降臨-21
「……高野……」
「へ?」
勃ってきた愚息をなんとか誤魔化そうと躍起になってたら、薫子が呼びかけた。
少し顔を上げて様子を伺うと、薫子が肩越しに振り向いてこっちを見る。
その表情は怒りではなく、羞恥?
「お主の名前……高野……」
「え?ああ、篤です。元々の名前はアツ」
昔、ただの猿だった時に人間が勝手につけた名前だが気に入っている。
「アツ」
「はい?」
薫子は躰を隠す事無くちゃんと振り向いて俺の頬に両手を伸ばした。
何?なに?ナニ?
両頬を挟まれて上を向かされた俺は戸惑いながら薫子を見つめる。
薫子は少し微笑んだ後、そっと唇を重ねてきた。
「い、犬神様?」
俺は驚いて体を離し、尻餅をついて後退るが、背後にあったソファーに遮られすぐに逃げ場を無くす。

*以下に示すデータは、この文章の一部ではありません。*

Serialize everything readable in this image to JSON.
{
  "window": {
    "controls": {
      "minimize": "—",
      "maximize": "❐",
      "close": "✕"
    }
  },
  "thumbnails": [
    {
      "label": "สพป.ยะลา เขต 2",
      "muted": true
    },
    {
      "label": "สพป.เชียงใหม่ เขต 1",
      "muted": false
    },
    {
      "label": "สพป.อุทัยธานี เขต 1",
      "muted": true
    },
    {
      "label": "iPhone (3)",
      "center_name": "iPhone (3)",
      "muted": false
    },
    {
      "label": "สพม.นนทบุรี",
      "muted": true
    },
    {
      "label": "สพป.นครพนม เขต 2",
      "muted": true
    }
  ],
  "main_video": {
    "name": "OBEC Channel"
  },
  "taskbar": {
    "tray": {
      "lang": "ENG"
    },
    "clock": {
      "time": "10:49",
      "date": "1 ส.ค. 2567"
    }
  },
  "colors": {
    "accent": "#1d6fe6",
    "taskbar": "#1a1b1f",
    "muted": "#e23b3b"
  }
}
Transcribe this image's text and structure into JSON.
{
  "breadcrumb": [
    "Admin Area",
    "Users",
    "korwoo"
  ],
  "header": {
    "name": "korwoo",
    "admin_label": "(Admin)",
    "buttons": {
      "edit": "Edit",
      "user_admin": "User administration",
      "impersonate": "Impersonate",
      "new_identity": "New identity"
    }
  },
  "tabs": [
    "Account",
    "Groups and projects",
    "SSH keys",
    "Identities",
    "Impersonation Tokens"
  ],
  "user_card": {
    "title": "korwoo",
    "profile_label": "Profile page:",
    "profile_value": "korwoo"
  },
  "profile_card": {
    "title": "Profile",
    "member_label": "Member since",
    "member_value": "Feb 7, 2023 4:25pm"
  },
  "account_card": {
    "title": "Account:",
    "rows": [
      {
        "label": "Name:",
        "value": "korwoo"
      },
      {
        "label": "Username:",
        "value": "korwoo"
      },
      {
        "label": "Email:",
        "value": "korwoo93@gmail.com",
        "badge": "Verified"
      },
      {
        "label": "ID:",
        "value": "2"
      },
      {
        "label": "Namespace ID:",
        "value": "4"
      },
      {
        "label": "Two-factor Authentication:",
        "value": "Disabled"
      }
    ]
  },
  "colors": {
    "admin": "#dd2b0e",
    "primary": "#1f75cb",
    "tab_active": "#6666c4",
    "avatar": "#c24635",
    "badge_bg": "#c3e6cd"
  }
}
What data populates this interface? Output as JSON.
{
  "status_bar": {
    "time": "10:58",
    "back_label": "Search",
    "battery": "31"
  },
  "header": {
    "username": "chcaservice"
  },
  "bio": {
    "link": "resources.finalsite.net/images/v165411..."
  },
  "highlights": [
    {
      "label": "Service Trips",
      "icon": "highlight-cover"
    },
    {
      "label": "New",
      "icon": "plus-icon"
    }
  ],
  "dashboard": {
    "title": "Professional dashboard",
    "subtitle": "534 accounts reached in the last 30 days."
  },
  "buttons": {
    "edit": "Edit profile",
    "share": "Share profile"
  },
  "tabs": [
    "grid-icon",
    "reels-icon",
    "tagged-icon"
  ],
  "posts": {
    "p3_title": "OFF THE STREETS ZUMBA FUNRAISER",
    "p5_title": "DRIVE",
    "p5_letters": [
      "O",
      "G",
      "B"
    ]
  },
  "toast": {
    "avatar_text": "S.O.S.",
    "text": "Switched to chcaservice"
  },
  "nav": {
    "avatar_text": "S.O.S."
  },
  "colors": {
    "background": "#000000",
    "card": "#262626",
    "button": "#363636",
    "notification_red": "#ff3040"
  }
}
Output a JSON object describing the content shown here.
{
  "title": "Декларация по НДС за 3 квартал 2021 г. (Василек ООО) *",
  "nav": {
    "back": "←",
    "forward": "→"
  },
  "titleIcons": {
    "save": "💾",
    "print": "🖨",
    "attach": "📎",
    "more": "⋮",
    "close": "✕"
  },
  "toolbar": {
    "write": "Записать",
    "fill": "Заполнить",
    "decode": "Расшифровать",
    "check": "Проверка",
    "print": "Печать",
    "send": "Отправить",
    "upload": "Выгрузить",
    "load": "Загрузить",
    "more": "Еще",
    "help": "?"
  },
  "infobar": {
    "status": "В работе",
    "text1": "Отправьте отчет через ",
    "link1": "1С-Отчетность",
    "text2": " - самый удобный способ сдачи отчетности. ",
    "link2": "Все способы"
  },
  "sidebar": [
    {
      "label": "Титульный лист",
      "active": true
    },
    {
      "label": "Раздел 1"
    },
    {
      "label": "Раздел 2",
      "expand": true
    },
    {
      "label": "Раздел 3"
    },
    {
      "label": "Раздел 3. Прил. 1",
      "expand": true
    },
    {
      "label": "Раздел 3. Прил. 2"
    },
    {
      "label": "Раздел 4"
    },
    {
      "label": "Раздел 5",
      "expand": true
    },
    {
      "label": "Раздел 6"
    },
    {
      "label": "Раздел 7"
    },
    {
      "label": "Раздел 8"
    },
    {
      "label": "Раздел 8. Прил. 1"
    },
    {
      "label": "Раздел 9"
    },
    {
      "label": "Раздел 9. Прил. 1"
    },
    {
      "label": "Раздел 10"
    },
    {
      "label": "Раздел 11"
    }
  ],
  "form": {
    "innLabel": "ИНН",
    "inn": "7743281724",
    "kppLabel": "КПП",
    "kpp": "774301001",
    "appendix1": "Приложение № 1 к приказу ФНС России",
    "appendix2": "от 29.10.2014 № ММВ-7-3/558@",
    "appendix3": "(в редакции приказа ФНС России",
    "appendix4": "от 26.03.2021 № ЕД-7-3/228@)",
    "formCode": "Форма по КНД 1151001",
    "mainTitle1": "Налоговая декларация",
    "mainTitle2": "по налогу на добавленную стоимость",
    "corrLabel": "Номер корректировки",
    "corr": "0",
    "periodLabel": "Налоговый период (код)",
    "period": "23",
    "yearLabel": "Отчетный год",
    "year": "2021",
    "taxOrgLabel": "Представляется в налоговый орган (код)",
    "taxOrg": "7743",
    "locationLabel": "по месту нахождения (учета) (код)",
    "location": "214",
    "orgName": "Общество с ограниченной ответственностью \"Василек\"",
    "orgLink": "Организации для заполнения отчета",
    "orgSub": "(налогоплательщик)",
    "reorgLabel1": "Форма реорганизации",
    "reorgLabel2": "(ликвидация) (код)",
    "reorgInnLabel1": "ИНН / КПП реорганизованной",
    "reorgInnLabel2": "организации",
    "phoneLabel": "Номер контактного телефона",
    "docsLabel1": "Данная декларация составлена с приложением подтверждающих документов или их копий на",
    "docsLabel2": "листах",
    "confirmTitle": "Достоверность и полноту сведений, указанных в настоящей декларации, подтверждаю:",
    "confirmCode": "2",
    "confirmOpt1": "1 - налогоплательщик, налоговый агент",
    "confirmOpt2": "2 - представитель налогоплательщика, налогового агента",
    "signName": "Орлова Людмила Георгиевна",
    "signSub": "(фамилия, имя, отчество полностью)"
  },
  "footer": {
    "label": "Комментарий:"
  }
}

そんな俺を薫子は四つん這いでゆっくりと追い詰めていく。
まるで腰を抜かした老人に迫る狼のような図に少し情けなくなった。
「名前を呼んでくれ」
「はい?」
至近距離で囁かれた俺は間抜けに返事をする。
「怒って……無いんすか?」
「?何故怒らねばならんのだ?」
「いやいや、だって俺……無理矢理……」
「私が望んだ事だと言ったであろう?」
そうだけど……だけど……。
「……本当は……もっと優しくしたかったんです」
あんなレイプじみた行為でなく、普通の人間の恋人が初めて躰を重ねる時のような……幸せに浸れるような……そんなセックスを教えてやりたかったんだ。
「知っておる……お主……行為中、泣きそうな顔をしておった」
薫子は右手で俺の頬を撫でた。
「今みたいにな」
俺は堪らず薫子を抱き寄せ、胸に顔を埋める。
「すみません」
「謝る事はない。それに……なんだ……物凄く気持ち良かったのは事実だ」
少し照れくさそうに言いながら薫子は俺の頭を抱き、優しく撫でた。
ああ、欠陥なんかじゃない……俺なんかに汚されたりしない……あんたは正真正銘、神様だ。